Im Übrigen lässt der Senat bei alledem ungeprüft, ob ein Anspruch des Klägers auf Nachzahlung bereits deshalb
ausscheidet, weil seit dem Ende der versäumten Frist am 31. März 1993 bis zur Geltendmachung des
Nachzahlungsbegehrens durch den Kläger im Jahre 1998 mehr als ein Jahr vergangen ist, ohne dass der Kläger
infolge höherer Gewalt gehindert gewesen wäre, die Nachzahlung zu betreiben (zur Übertragung dieser Ausschlussfrist
des § 27 Abs. 3 SGB X auf die versäumte Beitragszahlung vgl. etwa: BSG, Urteil vom 17. August 2000, B 13 RJ
87/98 R, S. 10; zur zügigen Klärung des Versicherungsverhältnisses als gesetzlicher Zweck des § 197 SGB VI:
Kreikebohm in: Gemeinschaftskommentar zum SGB, Gesetzliche Rentenversicherung, § 197 SGB VI, Rn. 24).
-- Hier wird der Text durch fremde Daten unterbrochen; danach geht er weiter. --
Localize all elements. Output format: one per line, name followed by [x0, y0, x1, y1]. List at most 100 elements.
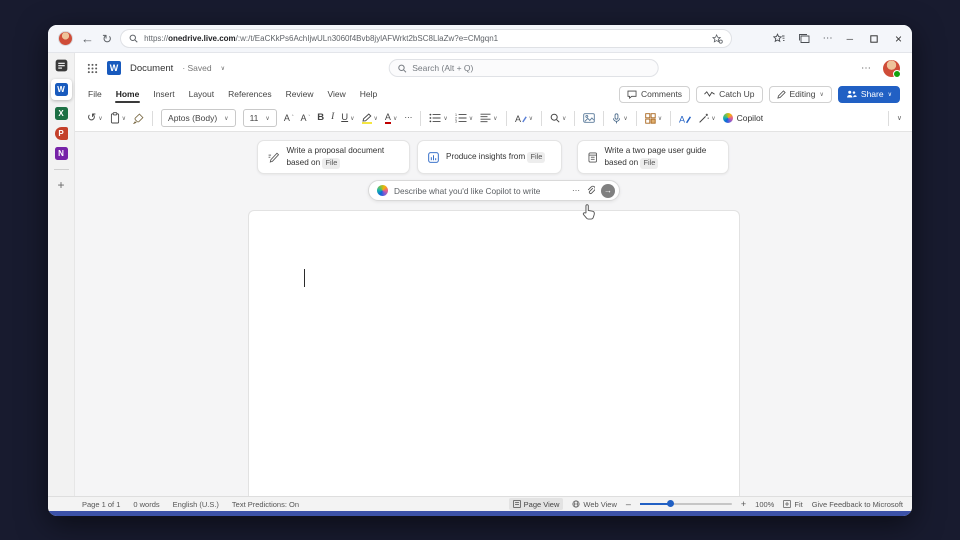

Schließlich kann der Kläger sein Begehren auch nicht auf das Schreiben der Beklagten vom 29. Januar 1999 stützen.
Denn dabei handelte es sich nicht um eine Zusicherung iS von § 34 Zehntes Buch Sozialgesetzbuch (SGB X),
sondern um eine bloße Ermittlungshandlung zur Vorbereitung der abschließenden Entscheidung durch Bescheid vom
18. Februar 1999.
Nach alledem war die Berufung zurückzuweisen.
Die Kostenentscheidung folgt aus § 193 SGG.
Der Senat hat die Revision wegen grundsätzlicher Bedeutung der Rechtssache zugelassen (§ 160 Abs. 2 Nr. 1 SGG).